Compared to other inorganic water treatment chemicals, polyaluminium chloride exhibits superior stability. It forms large flocs with rapid settling rates, a characteristic many products cannot achieve. Due to the varying functions of polyaluminium chloride products, their concentrations differ when used in wastewater treatment. Concentration ratios and dosage requirements also vary across different industries during wastewater treatment processes. How then should the concentration and dosage of polyaluminium chloride be determined?
Specifically, the national standard content for solid polyaluminium chloride products is 28%, while liquid formulations contain 10%. When employing solid products, these must first be dissolved into a 10% concentration solution before use. Subsequently, the dosage must be determined through testing based on the turbidity of the raw water to achieve the optimal application rate. Generally, for raw water turbidity ranging from 100 to 500 mg/L, the dosage per thousand tonnes of water is typically between 10 and 20 kilograms. However, precise dosage requires experimental verification.

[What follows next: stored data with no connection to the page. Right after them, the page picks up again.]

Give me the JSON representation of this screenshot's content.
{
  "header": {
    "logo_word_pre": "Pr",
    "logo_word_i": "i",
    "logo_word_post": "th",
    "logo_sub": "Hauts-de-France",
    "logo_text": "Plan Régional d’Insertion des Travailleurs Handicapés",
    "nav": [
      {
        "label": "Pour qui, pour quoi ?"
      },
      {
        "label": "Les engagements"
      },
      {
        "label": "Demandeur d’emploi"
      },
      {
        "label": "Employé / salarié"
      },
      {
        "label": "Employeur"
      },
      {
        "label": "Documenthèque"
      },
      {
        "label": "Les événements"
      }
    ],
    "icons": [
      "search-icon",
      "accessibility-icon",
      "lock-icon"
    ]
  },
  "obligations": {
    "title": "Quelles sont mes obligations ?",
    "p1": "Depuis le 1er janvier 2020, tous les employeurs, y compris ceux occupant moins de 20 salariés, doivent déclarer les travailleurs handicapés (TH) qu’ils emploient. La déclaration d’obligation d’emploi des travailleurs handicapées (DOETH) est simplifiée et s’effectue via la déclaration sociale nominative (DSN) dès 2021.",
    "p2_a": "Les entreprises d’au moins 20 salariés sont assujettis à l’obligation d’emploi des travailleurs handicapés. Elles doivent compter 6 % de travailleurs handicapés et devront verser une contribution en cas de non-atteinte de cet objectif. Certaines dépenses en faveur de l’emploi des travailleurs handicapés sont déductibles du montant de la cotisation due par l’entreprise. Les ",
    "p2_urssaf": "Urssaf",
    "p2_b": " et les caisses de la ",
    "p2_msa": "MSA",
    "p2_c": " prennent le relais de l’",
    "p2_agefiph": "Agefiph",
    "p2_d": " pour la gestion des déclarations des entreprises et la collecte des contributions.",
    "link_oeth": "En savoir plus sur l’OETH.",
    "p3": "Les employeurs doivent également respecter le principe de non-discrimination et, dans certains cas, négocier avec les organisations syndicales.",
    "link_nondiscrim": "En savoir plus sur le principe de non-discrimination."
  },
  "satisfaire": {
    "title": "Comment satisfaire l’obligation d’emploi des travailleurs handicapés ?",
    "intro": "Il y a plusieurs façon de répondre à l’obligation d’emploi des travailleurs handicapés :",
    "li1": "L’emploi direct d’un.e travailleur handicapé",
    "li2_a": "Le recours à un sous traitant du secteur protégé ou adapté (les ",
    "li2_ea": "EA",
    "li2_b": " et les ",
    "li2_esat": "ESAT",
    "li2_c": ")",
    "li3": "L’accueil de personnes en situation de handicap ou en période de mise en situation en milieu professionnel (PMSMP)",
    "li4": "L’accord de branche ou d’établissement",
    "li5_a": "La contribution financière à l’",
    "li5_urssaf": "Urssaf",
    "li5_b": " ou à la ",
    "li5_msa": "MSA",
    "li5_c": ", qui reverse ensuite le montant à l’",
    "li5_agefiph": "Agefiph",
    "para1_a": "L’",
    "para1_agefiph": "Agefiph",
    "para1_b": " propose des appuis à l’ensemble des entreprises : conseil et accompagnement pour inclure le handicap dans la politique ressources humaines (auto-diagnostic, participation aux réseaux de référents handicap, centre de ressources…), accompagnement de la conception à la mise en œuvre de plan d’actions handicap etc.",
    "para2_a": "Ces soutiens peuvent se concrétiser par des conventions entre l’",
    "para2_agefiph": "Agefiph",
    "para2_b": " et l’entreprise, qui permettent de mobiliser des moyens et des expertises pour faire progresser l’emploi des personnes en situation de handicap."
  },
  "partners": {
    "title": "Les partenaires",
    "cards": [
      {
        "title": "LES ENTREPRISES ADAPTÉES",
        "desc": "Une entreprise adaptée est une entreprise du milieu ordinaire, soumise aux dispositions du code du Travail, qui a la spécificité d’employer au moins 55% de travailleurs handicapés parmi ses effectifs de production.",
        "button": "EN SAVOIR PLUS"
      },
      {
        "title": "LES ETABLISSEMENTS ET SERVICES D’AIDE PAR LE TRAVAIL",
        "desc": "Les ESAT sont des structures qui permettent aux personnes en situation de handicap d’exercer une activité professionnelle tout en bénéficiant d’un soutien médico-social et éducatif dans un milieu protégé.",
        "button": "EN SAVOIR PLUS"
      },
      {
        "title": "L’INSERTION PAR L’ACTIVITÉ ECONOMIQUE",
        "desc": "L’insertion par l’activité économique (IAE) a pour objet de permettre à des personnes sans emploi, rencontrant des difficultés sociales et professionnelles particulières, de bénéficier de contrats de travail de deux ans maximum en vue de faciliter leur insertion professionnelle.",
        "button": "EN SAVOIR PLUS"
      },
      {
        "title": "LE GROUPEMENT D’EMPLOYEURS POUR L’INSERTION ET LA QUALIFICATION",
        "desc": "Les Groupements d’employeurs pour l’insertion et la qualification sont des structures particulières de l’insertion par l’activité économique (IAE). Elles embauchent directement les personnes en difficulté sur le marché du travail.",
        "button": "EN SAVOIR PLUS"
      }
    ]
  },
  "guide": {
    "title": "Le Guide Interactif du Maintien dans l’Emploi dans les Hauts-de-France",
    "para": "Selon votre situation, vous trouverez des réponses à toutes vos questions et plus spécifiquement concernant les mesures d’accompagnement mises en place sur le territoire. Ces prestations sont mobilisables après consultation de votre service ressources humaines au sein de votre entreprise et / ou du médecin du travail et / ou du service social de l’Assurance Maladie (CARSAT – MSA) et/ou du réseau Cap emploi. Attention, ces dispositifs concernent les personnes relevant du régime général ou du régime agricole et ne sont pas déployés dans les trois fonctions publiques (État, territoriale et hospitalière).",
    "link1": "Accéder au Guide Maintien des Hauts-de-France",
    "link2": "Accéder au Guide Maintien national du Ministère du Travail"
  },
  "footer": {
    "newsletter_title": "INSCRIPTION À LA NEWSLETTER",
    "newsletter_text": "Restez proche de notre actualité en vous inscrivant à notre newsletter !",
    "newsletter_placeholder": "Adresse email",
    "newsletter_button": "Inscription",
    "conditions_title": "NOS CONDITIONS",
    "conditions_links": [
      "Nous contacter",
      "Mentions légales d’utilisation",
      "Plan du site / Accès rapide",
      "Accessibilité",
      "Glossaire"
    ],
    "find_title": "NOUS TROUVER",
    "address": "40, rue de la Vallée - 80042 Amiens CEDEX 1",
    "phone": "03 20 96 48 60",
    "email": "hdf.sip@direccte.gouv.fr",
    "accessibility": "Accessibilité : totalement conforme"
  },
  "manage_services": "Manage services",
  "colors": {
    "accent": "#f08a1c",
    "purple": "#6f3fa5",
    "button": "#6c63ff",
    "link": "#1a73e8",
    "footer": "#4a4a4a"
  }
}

It should be noted that polyaluminium chloride of different concentrations yields varying treatment efficacy for wastewater. This stems from its coagulation process, which is influenced by numerous factors including water temperature, pH level, and dosage. Among these, pH significantly impacts the performance of polyaluminium chloride. Under varying pH levels, hydrolytic behaviour during wastewater treatment exhibits marked differences. These variations directly impact water treatment efficacy. The coagulant derived from polyaluminium chloride requires sufficient alkalinity during hydrolysis for neutralisation. Inadequate neutralisation conditions lead to instability of suspended solids in the water. This directly impedes the settling and separation of polyaluminium chloride products, resulting in diminished wastewater treatment performance.